Step by Step Instructions For Bear crawl shoulder tap

  1. Assume the starting position by bending down so that your hands are on the ground and your feet are hip-distance apart. Ensure that your shoulders are stacked over your wrists, your knees are bent to 90 degrees, your back is flat, and your abs are engaged. This will be your starting position.
  2. Quickly bring one hand up to tap your opposite-side shoulder, then place that hand back on the floor before repeating the motion on the opposite side. As you tap your shoulder, your body will slightly shift from one side to the other to maintain balance. Try to avoid rocking your hips from side to side.
  3. Continue this tapping motion for the recommended number of repetitions.

Warm Up Tips

  1. Start in a bear crawl position with your hands on the ground and your feet hip-distance apart.
  2. Keep your shoulders stacked over your wrists, your knees bent to 90 degrees, your back flat, and your abs engaged.
  3. Quickly bring one hand up to tap the opposite-side shoulder, then place that hand back on the floor.
  4. Repeat the shoulder taps, alternating sides and maintaining balance by shifting your body slightly from side to side.
  5. Continue for the recommended number of repetitions.

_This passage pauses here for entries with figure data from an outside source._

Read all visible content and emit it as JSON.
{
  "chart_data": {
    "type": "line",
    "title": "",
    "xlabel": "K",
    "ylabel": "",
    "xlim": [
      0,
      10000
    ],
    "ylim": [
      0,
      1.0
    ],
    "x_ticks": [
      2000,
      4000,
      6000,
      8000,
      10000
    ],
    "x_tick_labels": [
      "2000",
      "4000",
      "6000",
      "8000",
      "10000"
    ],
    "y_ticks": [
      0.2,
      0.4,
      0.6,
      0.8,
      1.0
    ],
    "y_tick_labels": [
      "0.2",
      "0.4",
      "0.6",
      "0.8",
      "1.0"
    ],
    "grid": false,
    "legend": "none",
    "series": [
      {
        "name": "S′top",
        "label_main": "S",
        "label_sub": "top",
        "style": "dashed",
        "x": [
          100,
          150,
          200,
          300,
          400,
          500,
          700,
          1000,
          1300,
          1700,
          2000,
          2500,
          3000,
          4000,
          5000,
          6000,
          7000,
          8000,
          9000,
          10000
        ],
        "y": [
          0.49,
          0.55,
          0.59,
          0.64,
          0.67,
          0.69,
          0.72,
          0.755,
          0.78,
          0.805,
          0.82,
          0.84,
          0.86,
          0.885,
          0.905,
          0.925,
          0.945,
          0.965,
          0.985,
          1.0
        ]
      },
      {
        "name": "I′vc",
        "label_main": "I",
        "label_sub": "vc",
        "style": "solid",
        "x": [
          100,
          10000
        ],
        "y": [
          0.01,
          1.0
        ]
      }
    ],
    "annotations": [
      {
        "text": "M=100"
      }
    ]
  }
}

Bear crawl shoulder tap Safety Tips

  1. Ensure proper form: Bend down so that your hands are on the ground and your feet hip-distance apart. Your shoulders should be stacked over your wrists, your knees bent to 90 degrees, your back flat, and abs engaged. This will help maintain proper alignment and reduce the risk of injury.
  2. Avoid rocking hips: While performing the shoulder taps, try to avoid rocking your hips from side to side. This can put unnecessary strain on your lower back and increase the risk of injury. Instead, focus on keeping your core engaged and maintaining a stable position.
  3. Start with low intensity: If you’re a beginner, start with a low-intensity version of the exercise. Gradually increase the intensity as you become more confident and comfortable with the movement. This will help prevent overexertion and reduce the risk of muscle strains or sprains.
  4. Use controlled movements: When tapping your opposite shoulder, ensure that you’re using controlled movements. Avoid jerking or swinging your arm, as this can strain your shoulder joint. Instead, focus on a smooth and controlled motion to engage your muscles effectively.
  5. Listen to your body: Pay attention to how your body feels during the exercise. If you experience any pain or discomfort, stop immediately and consult a healthcare professional. It’s important to listen to your body’s signals and avoid pushing yourself too far, especially if you’re a beginner.
  6. Stay hydrated:

Incorporating Into Other Workouts

One way to incorporate the bear crawl shoulder tap exercise into workouts is by including it in a bodyweight circuit or flow. Here is an example of how it can be incorporated: 1. Warm-up: Start with a dynamic warm-up to prepare your body for exercise. This can include movements such as jumping jacks, high knees, and arm circles. 2. Main Circuit: - Perform 10-15 repetitions of the bear crawl shoulder tap exercise. - Follow it with other bodyweight exercises such as squats, push-ups, lunges, and planks. Perform each exercise for a specific number of repetitions or for a set amount of time. - Repeat the circuit for 2-3 rounds, resting for 30-60 seconds between rounds. 3. Cool-down: Finish the workout with a cool-down routine that includes static stretches for the muscles worked during the circuit. This can help improve flexibility and reduce muscle soreness. By incorporating the bear crawl shoulder tap exercise into a bodyweight circuit, you can reap the benefits of both cardiovascular and muscular challenge. This exercise will engage multiple muscle groups, including the shoulders, chest, core, legs, arms, and back, providing a full-body workout. It can be adjusted to suit different fitness levels, making it suitable for both beginners and experienced athletes.